Las fuerzas están formadas. De un lado, están los estudiantes, los profesores y los profesionistas liberales de Puebla. Frente a ellos, la organización poderosa de la industria, la banca, el comercio, los sinarquistas, el Frente Universitario Anticomunista sostenido por la embajada de los EU, y el clero. En el centro, como siempre, un gobierno que quisiera lavarse las manos y dejar que los problemas se resolvieran solos. Pero esta vez, lejos de contentarse con el escudo de la “iniciativa privada”, las fuerzas conservadoras se han descarado y han puesto al frente de la batalla a los sinarquistas y al clero. ¿Tolerará el Gobierno el reto abierto de las fuerzas históricas combatidas por la Independencia, la Reforma y la Revolución? ¿Reconocerá, por fin, que los eternos enemigos de México siguen en pie, dispuestos a vengarse de sus derrotas históricas? ¿Se dará cuenta de que Iturbide y Gutiérrez Estrada, Labastida y Miramón, Victoriano Huerta y Aureliano Blanquet no son fantasmas ni han sido liquidados, por más que hoy se disfracen con las togas de la “iniciativa privada” y “la civilización occidental”?

La Puebla de los Ángeles está combatiendo contra la Puebla de Zaragoza. Desde las azoteas del viejo edificio de la Universidad, una guardia permanente de jóvenes apasionados por la justicia y la libertad de su casa de estudios y del pueblo al que pertenecen, vigilan sin cesar. Ellos no permitirán, su libertad de cátedra y su honradez les sean arrebatados.

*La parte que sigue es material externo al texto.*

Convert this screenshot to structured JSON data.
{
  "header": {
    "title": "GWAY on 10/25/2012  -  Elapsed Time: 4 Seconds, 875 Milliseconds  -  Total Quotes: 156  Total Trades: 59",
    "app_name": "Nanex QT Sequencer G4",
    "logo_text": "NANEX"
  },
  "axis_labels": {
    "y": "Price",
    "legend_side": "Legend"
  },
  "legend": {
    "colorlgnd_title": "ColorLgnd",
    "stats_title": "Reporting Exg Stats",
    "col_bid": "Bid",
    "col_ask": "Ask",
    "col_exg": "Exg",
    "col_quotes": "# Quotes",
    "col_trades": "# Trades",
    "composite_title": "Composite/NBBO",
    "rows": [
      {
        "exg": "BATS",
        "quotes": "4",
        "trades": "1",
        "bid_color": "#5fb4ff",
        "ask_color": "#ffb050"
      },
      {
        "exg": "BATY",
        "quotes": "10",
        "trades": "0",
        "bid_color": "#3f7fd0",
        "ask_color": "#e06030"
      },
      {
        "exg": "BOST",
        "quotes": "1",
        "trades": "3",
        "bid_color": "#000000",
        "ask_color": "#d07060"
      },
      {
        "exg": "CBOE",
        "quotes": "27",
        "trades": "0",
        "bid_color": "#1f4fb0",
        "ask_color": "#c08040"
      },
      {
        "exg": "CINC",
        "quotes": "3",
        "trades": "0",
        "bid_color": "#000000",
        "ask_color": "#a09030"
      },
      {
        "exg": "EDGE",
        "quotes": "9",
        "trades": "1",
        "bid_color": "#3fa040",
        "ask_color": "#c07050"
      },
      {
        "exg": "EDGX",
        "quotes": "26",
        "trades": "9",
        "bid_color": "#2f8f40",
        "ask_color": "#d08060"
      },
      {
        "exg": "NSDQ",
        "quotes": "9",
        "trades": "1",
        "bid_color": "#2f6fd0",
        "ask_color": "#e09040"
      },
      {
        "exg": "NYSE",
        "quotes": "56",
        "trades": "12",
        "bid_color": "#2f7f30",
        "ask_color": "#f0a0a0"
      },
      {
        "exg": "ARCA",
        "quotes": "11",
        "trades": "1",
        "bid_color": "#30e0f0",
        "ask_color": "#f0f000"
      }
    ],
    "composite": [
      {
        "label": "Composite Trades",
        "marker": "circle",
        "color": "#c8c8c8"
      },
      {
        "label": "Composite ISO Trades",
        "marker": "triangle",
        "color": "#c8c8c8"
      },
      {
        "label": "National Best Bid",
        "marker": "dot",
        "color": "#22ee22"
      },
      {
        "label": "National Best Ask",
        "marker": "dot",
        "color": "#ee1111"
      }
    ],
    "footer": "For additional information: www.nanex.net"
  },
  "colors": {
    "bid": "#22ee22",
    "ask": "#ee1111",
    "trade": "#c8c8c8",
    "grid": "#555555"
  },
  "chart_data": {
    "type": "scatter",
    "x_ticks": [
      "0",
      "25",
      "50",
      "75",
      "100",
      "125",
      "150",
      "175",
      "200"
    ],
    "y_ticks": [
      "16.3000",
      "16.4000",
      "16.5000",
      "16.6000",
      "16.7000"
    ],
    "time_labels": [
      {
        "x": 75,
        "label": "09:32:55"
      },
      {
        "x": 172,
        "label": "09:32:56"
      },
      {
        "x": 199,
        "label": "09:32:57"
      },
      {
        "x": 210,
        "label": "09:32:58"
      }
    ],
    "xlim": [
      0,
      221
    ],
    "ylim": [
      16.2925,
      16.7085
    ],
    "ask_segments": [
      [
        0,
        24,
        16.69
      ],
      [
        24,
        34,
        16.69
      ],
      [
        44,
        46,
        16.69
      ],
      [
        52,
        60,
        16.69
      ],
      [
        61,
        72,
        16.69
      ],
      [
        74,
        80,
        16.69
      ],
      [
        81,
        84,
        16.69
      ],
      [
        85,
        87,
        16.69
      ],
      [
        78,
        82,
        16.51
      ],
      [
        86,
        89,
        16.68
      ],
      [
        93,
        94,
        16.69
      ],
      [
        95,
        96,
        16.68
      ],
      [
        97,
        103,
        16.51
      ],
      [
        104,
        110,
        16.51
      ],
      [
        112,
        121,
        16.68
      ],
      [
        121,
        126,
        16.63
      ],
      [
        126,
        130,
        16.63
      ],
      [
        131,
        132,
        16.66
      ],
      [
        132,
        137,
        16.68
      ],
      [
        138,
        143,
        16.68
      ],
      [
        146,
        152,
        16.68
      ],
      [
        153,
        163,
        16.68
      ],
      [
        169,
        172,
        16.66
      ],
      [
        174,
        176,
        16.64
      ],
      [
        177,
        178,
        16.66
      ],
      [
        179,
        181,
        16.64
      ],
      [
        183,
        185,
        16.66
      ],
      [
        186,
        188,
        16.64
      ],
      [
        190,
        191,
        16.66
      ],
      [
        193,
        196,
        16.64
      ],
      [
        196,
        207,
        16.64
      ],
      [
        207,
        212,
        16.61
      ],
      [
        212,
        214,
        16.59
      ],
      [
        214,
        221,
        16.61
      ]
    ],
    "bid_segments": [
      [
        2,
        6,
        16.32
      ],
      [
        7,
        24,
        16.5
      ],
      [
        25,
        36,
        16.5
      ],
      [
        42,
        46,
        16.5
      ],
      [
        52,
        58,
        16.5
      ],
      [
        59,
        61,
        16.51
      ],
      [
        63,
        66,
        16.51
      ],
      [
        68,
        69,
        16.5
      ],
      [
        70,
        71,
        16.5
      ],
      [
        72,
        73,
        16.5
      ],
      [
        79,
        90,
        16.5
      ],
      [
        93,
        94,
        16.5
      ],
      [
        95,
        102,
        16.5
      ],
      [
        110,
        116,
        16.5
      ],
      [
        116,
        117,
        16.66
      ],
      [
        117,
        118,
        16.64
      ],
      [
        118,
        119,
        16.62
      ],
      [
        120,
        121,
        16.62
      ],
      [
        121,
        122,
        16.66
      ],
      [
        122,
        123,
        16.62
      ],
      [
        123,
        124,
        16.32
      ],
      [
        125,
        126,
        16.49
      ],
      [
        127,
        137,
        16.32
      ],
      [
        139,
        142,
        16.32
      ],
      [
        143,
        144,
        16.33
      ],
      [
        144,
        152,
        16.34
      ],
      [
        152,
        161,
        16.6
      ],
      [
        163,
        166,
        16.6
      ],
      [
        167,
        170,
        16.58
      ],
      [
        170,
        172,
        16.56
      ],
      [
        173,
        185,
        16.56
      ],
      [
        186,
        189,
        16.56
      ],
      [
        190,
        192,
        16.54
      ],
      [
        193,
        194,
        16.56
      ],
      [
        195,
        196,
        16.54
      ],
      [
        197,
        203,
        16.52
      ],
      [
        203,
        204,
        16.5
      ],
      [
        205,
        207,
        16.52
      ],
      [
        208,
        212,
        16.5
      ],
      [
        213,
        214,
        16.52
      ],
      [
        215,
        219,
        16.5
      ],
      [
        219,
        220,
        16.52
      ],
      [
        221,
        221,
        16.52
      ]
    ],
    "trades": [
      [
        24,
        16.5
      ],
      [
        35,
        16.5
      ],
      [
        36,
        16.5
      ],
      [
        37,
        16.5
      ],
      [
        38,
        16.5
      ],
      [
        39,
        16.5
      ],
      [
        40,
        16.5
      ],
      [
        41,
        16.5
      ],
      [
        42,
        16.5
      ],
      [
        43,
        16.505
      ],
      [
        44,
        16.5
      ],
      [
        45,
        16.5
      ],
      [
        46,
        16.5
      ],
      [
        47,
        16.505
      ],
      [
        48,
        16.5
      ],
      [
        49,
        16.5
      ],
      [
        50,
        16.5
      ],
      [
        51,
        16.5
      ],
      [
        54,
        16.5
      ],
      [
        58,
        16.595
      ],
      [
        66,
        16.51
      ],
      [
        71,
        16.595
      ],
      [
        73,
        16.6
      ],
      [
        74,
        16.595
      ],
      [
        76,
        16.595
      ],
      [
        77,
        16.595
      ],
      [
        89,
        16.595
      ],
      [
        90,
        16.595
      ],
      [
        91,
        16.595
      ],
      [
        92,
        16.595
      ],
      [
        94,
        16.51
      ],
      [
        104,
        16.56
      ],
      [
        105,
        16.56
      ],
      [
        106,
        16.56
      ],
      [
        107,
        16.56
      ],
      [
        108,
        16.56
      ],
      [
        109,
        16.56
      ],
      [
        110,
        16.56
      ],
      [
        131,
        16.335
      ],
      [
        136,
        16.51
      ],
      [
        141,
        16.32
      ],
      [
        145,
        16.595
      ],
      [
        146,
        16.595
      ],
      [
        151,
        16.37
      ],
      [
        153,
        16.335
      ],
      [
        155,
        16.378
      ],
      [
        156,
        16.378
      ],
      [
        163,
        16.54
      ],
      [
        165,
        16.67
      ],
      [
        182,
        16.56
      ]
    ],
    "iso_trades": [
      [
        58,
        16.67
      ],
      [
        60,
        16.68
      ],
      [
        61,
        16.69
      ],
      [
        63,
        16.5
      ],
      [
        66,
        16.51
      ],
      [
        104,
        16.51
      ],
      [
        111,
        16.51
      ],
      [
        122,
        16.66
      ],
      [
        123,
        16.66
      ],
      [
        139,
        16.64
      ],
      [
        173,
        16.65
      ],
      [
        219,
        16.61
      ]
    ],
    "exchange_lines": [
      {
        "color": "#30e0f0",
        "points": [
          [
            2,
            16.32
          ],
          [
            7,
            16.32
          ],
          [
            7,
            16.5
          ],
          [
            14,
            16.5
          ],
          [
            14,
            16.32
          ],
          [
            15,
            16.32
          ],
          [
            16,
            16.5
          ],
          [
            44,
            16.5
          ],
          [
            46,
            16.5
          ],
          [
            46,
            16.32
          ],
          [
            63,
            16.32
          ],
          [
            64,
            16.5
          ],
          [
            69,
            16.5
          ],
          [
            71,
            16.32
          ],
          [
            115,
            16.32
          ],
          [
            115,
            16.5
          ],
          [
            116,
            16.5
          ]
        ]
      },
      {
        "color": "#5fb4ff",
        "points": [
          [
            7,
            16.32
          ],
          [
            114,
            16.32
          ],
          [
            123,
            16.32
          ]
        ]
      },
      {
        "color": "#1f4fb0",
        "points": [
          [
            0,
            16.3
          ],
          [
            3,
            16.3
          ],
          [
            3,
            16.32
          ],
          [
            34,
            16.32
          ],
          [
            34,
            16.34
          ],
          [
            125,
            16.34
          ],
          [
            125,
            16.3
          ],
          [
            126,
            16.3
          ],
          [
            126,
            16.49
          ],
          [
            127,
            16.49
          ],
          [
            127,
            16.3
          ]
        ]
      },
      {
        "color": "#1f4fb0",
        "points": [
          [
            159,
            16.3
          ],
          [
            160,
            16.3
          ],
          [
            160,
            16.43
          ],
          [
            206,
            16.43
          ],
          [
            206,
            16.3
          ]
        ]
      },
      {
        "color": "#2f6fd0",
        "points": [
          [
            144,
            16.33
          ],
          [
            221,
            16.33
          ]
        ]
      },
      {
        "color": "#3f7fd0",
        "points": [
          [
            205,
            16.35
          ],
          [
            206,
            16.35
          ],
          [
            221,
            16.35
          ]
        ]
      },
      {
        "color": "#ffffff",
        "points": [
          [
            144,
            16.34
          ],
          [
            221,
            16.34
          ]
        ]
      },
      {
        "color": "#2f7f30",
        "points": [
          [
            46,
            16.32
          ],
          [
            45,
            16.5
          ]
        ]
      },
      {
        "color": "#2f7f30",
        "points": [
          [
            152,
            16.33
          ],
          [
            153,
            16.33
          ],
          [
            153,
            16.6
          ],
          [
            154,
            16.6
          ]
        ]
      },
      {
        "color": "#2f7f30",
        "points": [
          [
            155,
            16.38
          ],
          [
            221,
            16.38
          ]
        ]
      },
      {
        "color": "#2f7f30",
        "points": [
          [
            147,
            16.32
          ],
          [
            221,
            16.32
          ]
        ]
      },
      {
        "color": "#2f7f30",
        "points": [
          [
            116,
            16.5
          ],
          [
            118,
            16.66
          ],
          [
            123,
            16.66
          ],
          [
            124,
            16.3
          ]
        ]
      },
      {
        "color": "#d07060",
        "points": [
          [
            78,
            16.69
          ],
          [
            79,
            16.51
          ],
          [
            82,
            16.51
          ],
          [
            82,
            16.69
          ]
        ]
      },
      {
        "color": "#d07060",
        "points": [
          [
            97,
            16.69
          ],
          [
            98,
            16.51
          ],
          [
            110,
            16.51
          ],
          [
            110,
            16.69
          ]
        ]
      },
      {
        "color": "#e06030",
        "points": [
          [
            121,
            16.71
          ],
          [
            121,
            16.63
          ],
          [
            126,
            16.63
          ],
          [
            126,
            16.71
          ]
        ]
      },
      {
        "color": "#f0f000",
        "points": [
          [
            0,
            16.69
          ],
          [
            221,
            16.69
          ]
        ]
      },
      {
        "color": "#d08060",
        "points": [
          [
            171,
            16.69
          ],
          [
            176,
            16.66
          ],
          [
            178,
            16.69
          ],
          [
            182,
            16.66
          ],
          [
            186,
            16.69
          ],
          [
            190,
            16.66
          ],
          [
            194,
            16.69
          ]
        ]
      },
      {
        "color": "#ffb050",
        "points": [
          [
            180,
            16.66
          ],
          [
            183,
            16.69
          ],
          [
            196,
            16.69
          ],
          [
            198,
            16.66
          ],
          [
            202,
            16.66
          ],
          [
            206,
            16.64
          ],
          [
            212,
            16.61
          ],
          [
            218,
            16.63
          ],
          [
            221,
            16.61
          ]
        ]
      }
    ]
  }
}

Abajo, detrás de los muros de las iglesias, en los despachos de los bancos, en las oficinas de las industrias, otros hombres, no menos decididos que los estudiantes, se disponen, nuevamente, a plantear la eterna lucha entre la minoría de los privilegiados y la mayoría de los que, para ellos, no cuentan. Su arma de defensa, disensión y engaño —Puebla lo demuestra— volverá a ser la Iglesia: Cristo deberá defender el agio, Cristo deberá defender las utilidades, Cristo deberá defender el dinero atesorado en los bancos.

¿Registrarán los heroicos estudiantes de Puebla de Zaragoza el embate combinado de las fuerzas más poderosas y mejor organizadas de México? Sí, resistirán hasta el fin. Pero, ¡cuánto más segura sería su lucha si detrás de ellos, estuviera una gran organización popular mexicana, capaz de alertar a toda la nación contra el peligro de esta nueva insurrección de las mismas fuerzas que asesinaron a Hidalgo, coronaron a Maximiliano y sacrificaron a Madero!